I have not seen the full technical design analysis of the Hyperion reactor.

They have many good features Hyperion also offers a 70% reduction in operating costs (based on costs for field-generation of steam in oil-shale recovery operations), from $11 per million BTU for natural gas to $3 per million BTU for Hyperion. The possibility of mass production, operation and standardization of design, allows for significant savings.

Because of the inherent properties of uranium hydride, Hyperion is "cleaner," producing only a tiny fraction of the waste produced by other types of reactors. Water is not used in the process, so there is no danger of pollution to local water bodies.

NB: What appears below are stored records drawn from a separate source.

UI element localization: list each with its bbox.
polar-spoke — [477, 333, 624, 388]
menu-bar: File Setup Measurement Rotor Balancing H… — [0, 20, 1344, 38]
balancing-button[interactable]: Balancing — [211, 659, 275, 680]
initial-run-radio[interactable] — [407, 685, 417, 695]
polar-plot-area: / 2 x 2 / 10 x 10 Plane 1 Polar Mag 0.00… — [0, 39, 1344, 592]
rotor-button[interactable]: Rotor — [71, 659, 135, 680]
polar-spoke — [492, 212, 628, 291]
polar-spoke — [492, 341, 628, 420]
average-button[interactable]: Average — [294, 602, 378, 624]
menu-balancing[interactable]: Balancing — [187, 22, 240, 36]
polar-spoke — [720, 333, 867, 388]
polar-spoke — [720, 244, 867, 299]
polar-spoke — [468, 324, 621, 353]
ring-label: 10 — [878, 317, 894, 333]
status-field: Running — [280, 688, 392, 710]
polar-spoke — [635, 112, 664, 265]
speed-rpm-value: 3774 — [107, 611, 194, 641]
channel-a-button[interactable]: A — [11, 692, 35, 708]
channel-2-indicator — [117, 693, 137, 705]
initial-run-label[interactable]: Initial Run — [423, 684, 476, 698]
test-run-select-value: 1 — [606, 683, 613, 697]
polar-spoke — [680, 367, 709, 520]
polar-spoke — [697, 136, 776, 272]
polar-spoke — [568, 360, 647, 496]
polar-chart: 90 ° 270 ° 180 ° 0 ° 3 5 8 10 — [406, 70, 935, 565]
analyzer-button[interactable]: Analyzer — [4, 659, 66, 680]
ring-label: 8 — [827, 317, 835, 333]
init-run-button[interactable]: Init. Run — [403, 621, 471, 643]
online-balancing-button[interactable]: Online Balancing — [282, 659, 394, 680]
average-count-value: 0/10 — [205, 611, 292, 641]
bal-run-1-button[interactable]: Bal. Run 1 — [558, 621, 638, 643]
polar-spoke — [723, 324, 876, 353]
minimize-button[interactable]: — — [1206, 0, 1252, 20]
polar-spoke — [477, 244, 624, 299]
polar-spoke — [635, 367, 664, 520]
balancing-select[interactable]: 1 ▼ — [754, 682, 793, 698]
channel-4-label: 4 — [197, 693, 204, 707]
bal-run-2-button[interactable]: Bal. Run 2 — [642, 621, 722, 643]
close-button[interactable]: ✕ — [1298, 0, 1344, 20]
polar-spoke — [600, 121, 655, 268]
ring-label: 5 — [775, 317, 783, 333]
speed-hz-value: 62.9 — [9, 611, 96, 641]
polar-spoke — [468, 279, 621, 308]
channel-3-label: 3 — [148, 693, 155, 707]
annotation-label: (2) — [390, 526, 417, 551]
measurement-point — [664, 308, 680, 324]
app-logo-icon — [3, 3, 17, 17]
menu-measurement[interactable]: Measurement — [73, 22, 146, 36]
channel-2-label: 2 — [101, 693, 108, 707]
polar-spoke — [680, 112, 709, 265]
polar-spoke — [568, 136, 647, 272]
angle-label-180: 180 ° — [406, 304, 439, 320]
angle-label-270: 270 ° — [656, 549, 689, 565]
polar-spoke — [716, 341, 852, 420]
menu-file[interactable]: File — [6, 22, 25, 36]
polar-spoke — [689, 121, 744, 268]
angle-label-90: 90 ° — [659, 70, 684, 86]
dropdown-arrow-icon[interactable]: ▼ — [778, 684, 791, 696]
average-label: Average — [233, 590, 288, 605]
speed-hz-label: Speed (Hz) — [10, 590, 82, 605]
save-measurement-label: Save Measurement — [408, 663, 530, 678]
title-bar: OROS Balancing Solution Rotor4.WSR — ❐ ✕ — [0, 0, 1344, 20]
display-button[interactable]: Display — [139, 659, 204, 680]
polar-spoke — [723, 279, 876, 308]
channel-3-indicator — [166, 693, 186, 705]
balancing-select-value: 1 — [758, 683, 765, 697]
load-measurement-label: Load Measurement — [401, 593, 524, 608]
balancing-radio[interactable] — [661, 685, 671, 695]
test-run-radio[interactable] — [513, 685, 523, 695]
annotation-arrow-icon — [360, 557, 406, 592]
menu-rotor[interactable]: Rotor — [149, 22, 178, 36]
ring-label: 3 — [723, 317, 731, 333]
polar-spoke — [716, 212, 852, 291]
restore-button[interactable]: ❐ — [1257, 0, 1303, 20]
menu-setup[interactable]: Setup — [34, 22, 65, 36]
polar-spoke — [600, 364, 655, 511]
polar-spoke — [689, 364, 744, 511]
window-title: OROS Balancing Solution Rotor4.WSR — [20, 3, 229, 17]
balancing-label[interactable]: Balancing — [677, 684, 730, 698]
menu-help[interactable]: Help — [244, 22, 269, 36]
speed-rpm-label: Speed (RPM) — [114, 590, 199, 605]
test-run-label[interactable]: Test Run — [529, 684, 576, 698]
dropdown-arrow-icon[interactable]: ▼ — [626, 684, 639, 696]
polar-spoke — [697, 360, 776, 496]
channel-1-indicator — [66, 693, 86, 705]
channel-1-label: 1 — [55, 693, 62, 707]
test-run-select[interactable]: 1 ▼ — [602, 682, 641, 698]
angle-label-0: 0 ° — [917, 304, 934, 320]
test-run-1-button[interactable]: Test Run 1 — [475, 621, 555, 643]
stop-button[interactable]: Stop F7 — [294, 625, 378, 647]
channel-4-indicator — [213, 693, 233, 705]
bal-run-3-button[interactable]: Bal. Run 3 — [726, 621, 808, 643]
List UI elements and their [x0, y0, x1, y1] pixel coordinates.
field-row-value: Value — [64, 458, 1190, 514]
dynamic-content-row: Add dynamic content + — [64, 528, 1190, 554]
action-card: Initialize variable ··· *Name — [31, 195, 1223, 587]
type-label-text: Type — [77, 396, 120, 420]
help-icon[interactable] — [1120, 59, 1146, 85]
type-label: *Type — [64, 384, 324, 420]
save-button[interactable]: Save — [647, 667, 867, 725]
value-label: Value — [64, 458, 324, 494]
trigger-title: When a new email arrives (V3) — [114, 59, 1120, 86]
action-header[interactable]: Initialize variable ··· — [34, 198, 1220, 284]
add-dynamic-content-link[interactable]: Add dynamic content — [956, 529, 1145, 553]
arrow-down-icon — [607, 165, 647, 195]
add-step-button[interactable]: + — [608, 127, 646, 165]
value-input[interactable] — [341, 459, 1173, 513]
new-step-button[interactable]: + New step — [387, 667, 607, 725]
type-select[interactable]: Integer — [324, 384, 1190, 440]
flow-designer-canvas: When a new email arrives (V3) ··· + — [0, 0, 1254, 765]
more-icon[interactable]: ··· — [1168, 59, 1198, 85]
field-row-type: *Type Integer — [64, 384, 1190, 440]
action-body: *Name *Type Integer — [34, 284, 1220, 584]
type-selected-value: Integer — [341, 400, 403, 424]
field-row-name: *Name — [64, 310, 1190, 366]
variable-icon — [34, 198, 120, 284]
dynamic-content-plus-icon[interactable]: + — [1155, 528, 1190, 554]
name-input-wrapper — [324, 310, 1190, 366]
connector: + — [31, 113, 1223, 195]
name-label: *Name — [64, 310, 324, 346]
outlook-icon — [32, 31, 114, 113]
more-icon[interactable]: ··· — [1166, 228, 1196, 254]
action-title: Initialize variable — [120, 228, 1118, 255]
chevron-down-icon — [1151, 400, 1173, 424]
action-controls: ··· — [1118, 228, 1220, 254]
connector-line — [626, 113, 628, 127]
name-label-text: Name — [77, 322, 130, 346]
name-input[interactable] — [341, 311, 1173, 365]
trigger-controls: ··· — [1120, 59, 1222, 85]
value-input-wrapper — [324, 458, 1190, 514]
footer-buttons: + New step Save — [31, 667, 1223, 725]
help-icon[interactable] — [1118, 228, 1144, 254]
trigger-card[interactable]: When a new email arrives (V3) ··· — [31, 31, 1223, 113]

One of the greatest energy conundrums is accessing the estimated 500+ billion barrels of recoverable oil in U.S. oil shale fields. Hyperion would change the current almost self-defeating cost-production ratio caused by the use of natural gas to power steam engine extraction and refinery machinery. Over five years, a single Hyperion reactor can save $2 billion in operating costs in a heavy oil field.

So there are definitely good and large energy niches for the Hyperion reactor. Smaller reactors with similar per KW costs as larger reactors allow for more distributed power and less losses in transmission.

If they can hit the $40 million per 27 MW unit, that would be very good. Ultimately I believe the Thorium molten salt reactor is better. The molten salt reactor would also be made smaller, safer, cleaner and cheaper and more fuel efficient.

I hope the Hyperion proceeds, it is definitely a lot better than coal and oil and natural gas. 4000 of them would double the energy in the USA from nuclear power. At $100-160 billion they would be worth it and would be great for helping the US blunt peak oil by better tapping oil shale and Canada to tap the oil sands.

bw said...

My latest posting has the technical details from the patent.